In this tutorial, we’ll discuss the OAuth 2.0 protocol flow. We’ll discuss the basic protocol flow. There are other variations to this flow bases on the different use cases, for example in case of refresh tokens there is an extra step to get the new access token in case the existing access token is expired.

2. OAuth 2.0 flow

The following diagram shows the typical OAuth 2.0 protocol flow:

OAuth 2.0 protocol flow

The diagram shows the interaction between four roles in OAuth protocol.

(A). The client requests authorization from the resource owner. The authorization request can be made directly to the resource owner, or indirectly via the authorization server as intermediary.

(B). The client receives the authorization grant. Authorization grant is one of four grant types. The authorization grant type depends on the method used by the client to request authorization and the types supported by the authorization server.

(C). The client presents the authorization grant to the authorization server and requests for access token.

(D). The authorization server issues an access token after authenticating client and validating authorization grant.

(E). The client presents the access token to the resource server and requests for the protected resource.

(F). The resource server validates the access token, and if valid, serves the request.
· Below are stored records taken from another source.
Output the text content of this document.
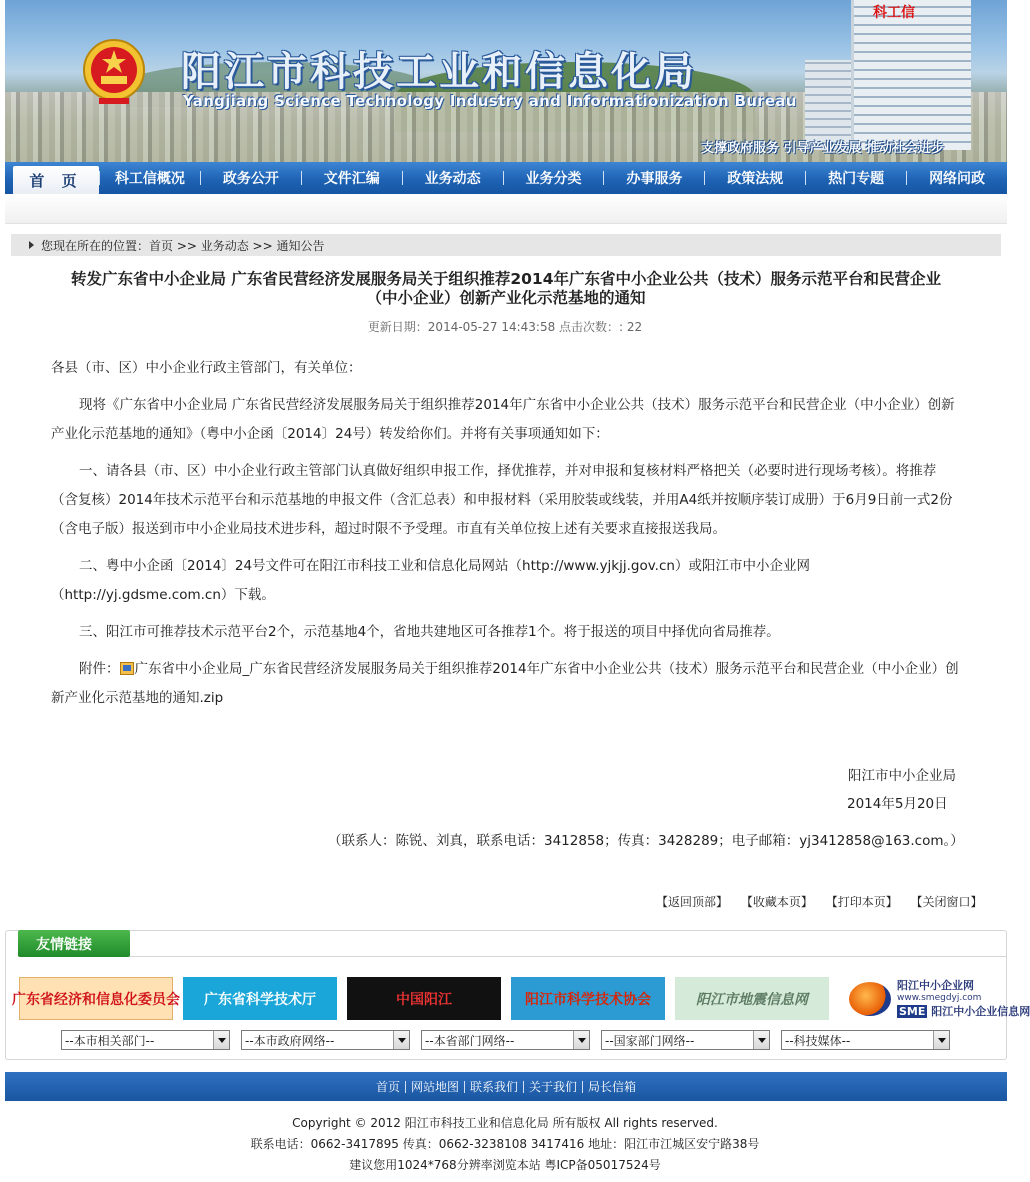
科工信
阳江市科技工业和信息化局
Yangjiang Science Technology Industry and Informationization Bureau
支撑政府服务 引导产业发展 推动社会进步
首 页	科工信概况	政务公开	文件汇编	业务动态	业务分类	办事服务	政策法规	热门专题	网络问政
您现在所在的位置：首页 >> 业务动态 >> 通知公告
转发广东省中小企业局 广东省民营经济发展服务局关于组织推荐2014年广东省中小企业公共（技术）服务示范平台和民营企业
（中小企业）创新产业化示范基地的通知
更新日期：2014-05-27 14:43:58 点击次数：: 22

各县（市、区）中小企业行政主管部门，有关单位：

现将《广东省中小企业局 广东省民营经济发展服务局关于组织推荐2014年广东省中小企业公共（技术）服务示范平台和民营企业（中小企业）创新产业化示范基地的通知》（粤中小企函〔2014〕24号）转发给你们。并将有关事项通知如下：

一、请各县（市、区）中小企业行政主管部门认真做好组织申报工作，择优推荐，并对申报和复核材料严格把关（必要时进行现场考核）。将推荐（含复核）2014年技术示范平台和示范基地的申报文件（含汇总表）和申报材料（采用胶装或线装，并用A4纸并按顺序装订成册）于6月9日前一式2份（含电子版）报送到市中小企业局技术进步科，超过时限不予受理。市直有关单位按上述有关要求直接报送我局。

二、粤中小企函〔2014〕24号文件可在阳江市科技工业和信息化局网站（http://www.yjkjj.gov.cn）或阳江市中小企业网（http://yj.gdsme.com.cn）下载。

三、阳江市可推荐技术示范平台2个，示范基地4个，省地共建地区可各推荐1个。将于报送的项目中择优向省局推荐。

附件： 广东省中小企业局_广东省民营经济发展服务局关于组织推荐2014年广东省中小企业公共（技术）服务示范平台和民营企业（中小企业）创新产业化示范基地的通知.zip

阳江市中小企业局
2014年5月20日
（联系人：陈锐、刘真，联系电话：3412858；传真：3428289；电子邮箱：yj3412858@163.com。）
【返回顶部】 【收藏本页】 【打印本页】 【关闭窗口】
友情链接
广东省经济和信息化委员会	广东省科学技术厅	中国阳江	阳江市科学技术协会	阳江市地震信息网
阳江中小企业网
www.smegdyj.com
SME 阳江中小企业信息网
--本市相关部门--	--本市政府网络--	--本省部门网络--	--国家部门网络--	--科技媒体--
首页 网站地图 联系我们 关于我们 局长信箱
Copyright © 2012 阳江市科技工业和信息化局 所有版权 All rights reserved.
联系电话：0662-3417895 传真：0662-3238108 3417416 地址：阳江市江城区安宁路38号
建议您用1024*768分辨率浏览本站 粤ICP备05017524号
3. Terms related to OAuth 2.0

3.1 Authorization Grant

An authorization grant is authorization by the resource owner to access its protected resources. An authorization grant represents a credential and is used by client to obtain an access token. OAuth specification defines four grant types: authorization code, implicit, resource owner password credentials, and client credentials. OAuth also provides mechanism for defining additional types. The most common OAuth grant types are:

  • Authorization Code
  • Client Credentials
  • Device Code
  • Refresh Token
  • PKCE
  • Implicit Flow (Legacy)
  • Password Grant (Legacy)

3.2 Access Token

Access tokens are credentials used to access protected resources. An access token is a string representing an authorization issued to the client. Tokens have scope information and duration of access. Access tokens do not have to be in any particular format. OAuth servers have defined their own different formats. Access tokens may be either “bearer tokens” or “sender-constrained” tokens. Sender-constrained tokens require the OAuth client to prove possession of a private key to use the access token. Following should be noted about access tokens:

  • Access tokens are not meant for client so client should not read or interpret the access tokens.
  • Access tokens do not reveal user indentity and information to the client.
  • Access tokens should only be used to access protected resource from the resource server.

3.3 Refresh Token

Refresh tokens are credentials used to obtain access tokens. One use case of refresh token is when the current access token expires, refresh token can be used to obtain a new access token.

3.4 Scope

Scope in OAuth 2.0 defines the limit on access of an application to the user’s account. An application can request for scope(s), this information is presented to the user in the consent screen. The application is granted access to these scopes only. OAuth 2.0 specification does not specify values for scope as this can vary for every application.

4. Conclusion

In this tutorial, we discussed the OAuth 2.0 protocol flow. The understanding of the OAuth flow is very important to understand its implementation and various use cases.